Memtest86 is GREAT if your building a new computer and need to test the RAM. This is especially important with AMD64 machines and their touchy on-cpu-die built-in memory controllers. Sometimes reseating the RAM can fix problems, some memory sticks work in some motherboards and not others, sometimes simply moving the sticks to different slots will fix problems, or other times you need to underclock the machine to get it stable. Often you just get bad RAM and it needs to be replaced.
Well when apt-get installed memtest86 it copied it to my /boot directory and called it "/boot/memtest86.bin", then it modified my /boot/grub/menu.lst grub configuration file and added this entry:
That way I could simply reboot, select the memtest86 entry in my grub boot-time menu and then the program would run.
However this won't work for all machines. There are several ways to run memtest86. For windows machines you can use a floppy image and make a bootable floppy with dd or rawrite. They also have cdrom ISO images you can use to make bootable cdroms from.
So I rebooted the desktop, selected memtest86 entry and let that go for a couple hours.
As it turns out the main node had a clearly bad section of RAM! Now this sucked because I had a gig of ram in that machine and to fix it normally I would have to toss away (since any warranty on them is long-gone) a 512meg memory module and that's pretty expensive for me to do.
(That'll teach me to be sure to use a anti-static grounding bracelet in the future when I assemble machines.)
Normally this would be my only choice, but with Linux there are a couple tricks you can do to get a perfectly stable machine with a RAM modules that has clearly one bad section, and that's it. I wouldn't do it with a production server, but with my little home desktop so it doesn't make much of a difference. Plus it was just a small section that was bad and no other issues as far as I could tell.

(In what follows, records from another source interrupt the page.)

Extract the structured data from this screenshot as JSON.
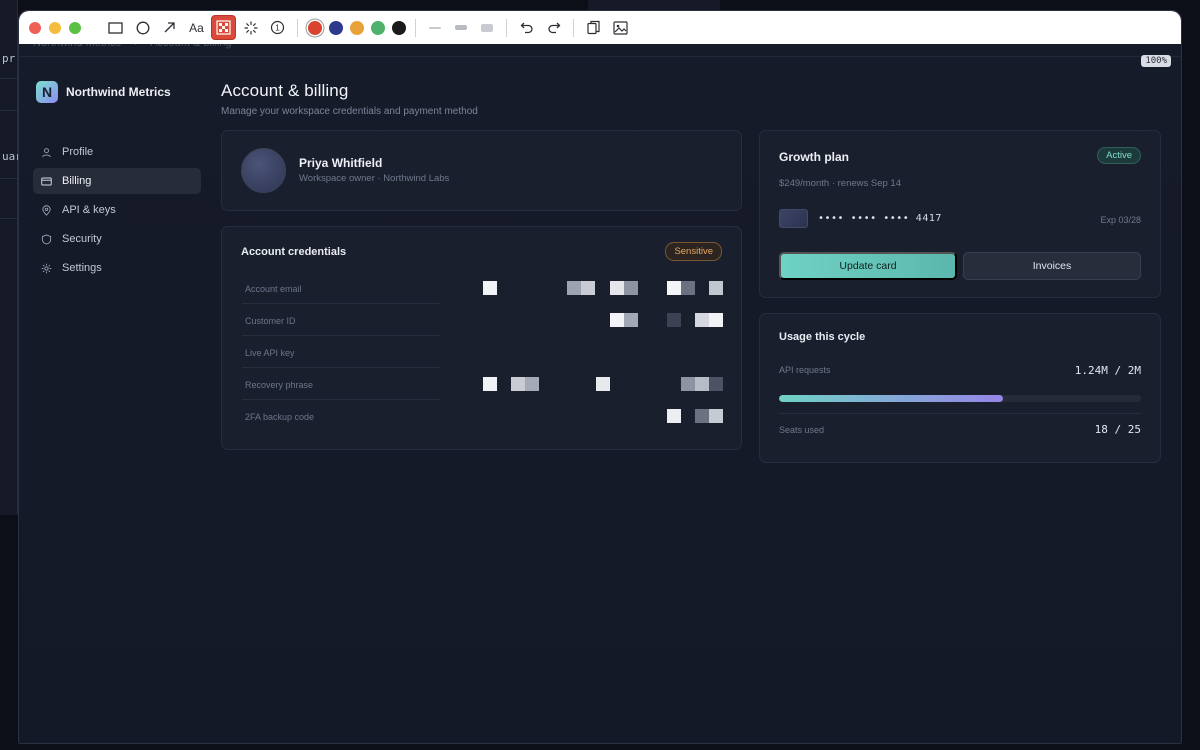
{
  "app": {
    "brand": "Northwind Metrics",
    "zoom": "100%",
    "breadcrumb_ghost": [
      "Northwind Metrics",
      "Account & billing"
    ]
  },
  "background": {
    "fragments": [
      "pr",
      "uar"
    ]
  },
  "toolbar": {
    "icons": [
      "rectangle-icon",
      "circle-icon",
      "arrow-icon",
      "text-icon",
      "pixelate-icon",
      "spotlight-icon",
      "counter-icon"
    ],
    "text_tool_label": "Aa",
    "counter_label": "1",
    "colors": [
      "#d9442f",
      "#2d3a8c",
      "#e8a23a",
      "#4fb26a",
      "#1b1b1b"
    ],
    "selected_color": "#d9442f"
  },
  "sidebar": {
    "items": [
      {
        "label": "Profile",
        "icon": "user-icon",
        "active": false
      },
      {
        "label": "Billing",
        "icon": "credit-card-icon",
        "active": true
      },
      {
        "label": "API & keys",
        "icon": "key-icon",
        "active": false
      },
      {
        "label": "Security",
        "icon": "shield-icon",
        "active": false
      },
      {
        "label": "Settings",
        "icon": "gear-icon",
        "active": false
      }
    ]
  },
  "page": {
    "title": "Account & billing",
    "subtitle": "Manage your workspace credentials and payment method"
  },
  "profile": {
    "name": "Priya Whitfield",
    "role": "Workspace owner · Northwind Labs"
  },
  "credentials": {
    "title": "Account credentials",
    "badge": "Sensitive",
    "rows": [
      {
        "label": "Account email"
      },
      {
        "label": "Customer ID"
      },
      {
        "label": "Live API key"
      },
      {
        "label": "Recovery phrase"
      },
      {
        "label": "2FA backup code"
      }
    ]
  },
  "plan": {
    "title": "Growth plan",
    "status": "Active",
    "price": "$249/month · renews Sep 14",
    "card_number": "•••• •••• •••• 4417",
    "expiry": "Exp 03/28",
    "update_label": "Update card",
    "invoices_label": "Invoices"
  },
  "usage": {
    "title": "Usage this cycle",
    "api_label": "API requests",
    "api_value": "1.24M / 2M",
    "api_fraction": 0.62,
    "seats_label": "Seats used",
    "seats_value": "18 / 25"
  },
  "colors": {
    "accent": "#6fd2c4",
    "accent_alt": "#9784e8",
    "sensitive": "#e8a862",
    "active": "#7fdccd"
  }
}
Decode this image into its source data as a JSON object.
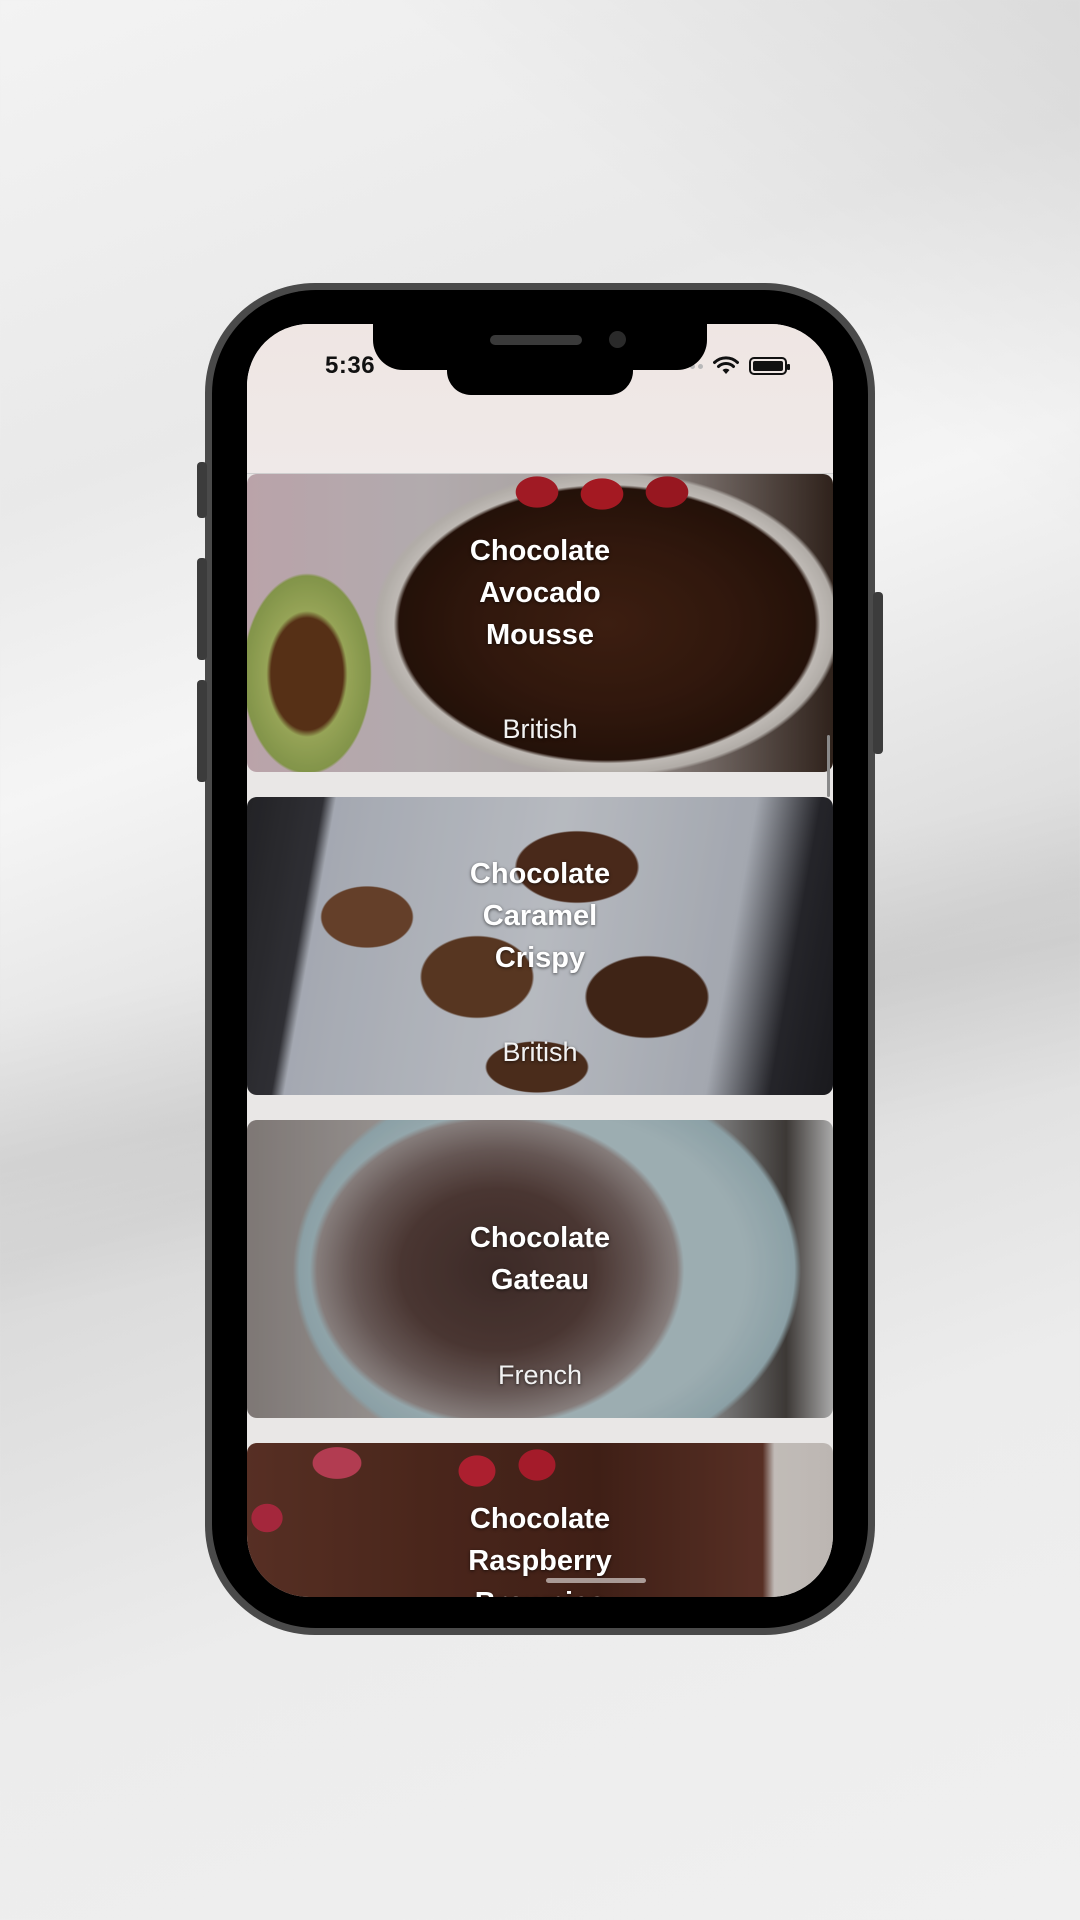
{
  "status_bar": {
    "time": "5:36",
    "icons": [
      "signal-dots-icon",
      "wifi-icon",
      "battery-icon"
    ]
  },
  "recipes": [
    {
      "title_lines": [
        "Chocolate",
        "Avocado",
        "Mousse"
      ],
      "area": "British"
    },
    {
      "title_lines": [
        "Chocolate",
        "Caramel",
        "Crispy"
      ],
      "area": "British"
    },
    {
      "title_lines": [
        "Chocolate",
        "Gateau"
      ],
      "area": "French"
    },
    {
      "title_lines": [
        "Chocolate",
        "Raspberry",
        "Brownies"
      ],
      "area": ""
    }
  ]
}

A couple of the tricks revolve around kernel patches called BadRAM and BadMEM. Out of the two, BadMEM provides a lot of features and such, but BadRAM seemed simple and 'good enough'. (BadMEM was originally based off of BadRAM).
Basically, how the work is that they take the bad section of RAM and make it part of protected kernel memory space. This makes sure that no programs will accidentally access it and it's like that particular section of the RAM module might as well never really exist. It's a surprising effective and safe fix, and it only adds a couple dozen lines of code to the kernel.
The downside is that if it is a section of RAM that is naturally occupied by the kernel at boot-time then your probably SOL because it will corrupt the kernel and probably make your system unbootable. Sometimes you can work around it by moving the memory cards around, or by making a very small kernel with lots of modules instead of built-ins, then you can sometimes work around it.
So I rebooted back into Linux, downloaded the patch for my specific kernel, built it (took a couple tries) and rebooted into memtest86. My particular version (not sure if it's part of all memtest86 versions) has the ability to change it's error output from simply stating the affected memory space, but to print it out in a form that I can easy use with BadRAM-patched kernel parameters.
After about 5 minutes of running memtest86 spit out:
and so on and so forth. I let it run for another 45 minutes or so, but it didn't report any other bad sections so I rebooted.
In grub I hit "e" to edit my menu entry, selected the kernel line, hit "e" again, then modified my kernel entry from this:
kernel /vmlinuz-2.4.22-1.2199.nptl-ssi-686-smp devfs=mount hdb=ide-scsi hdc=ide-scsi root=/dev/hda2 ro
to look like this:
kernel /vmlinuz-2.4.22-1.2199.nptl-ssi-686-smp devfs=mount badram=0x13495568,0xfffffffc hdb=ide-scsi hdc=ide-scsi root=/dev/hda2 ro
I hit 'return' and then 'b' to boot. Once it booted up I made the change permanent by editing my boot config at /boot/grub/menu.lst and now I have a perfectly stable machine once again.
I figure that this would be especially useful for older machines that you may use for a firewall, a simple e-mail server, or something like that that may have become unstable due to memory errors. Or maybe if you have a Intel Pentium III (or was it 4?) that has the RAMBUS style ram that is incompatible with the much more common (and cheap) sdram or ddr sdram types.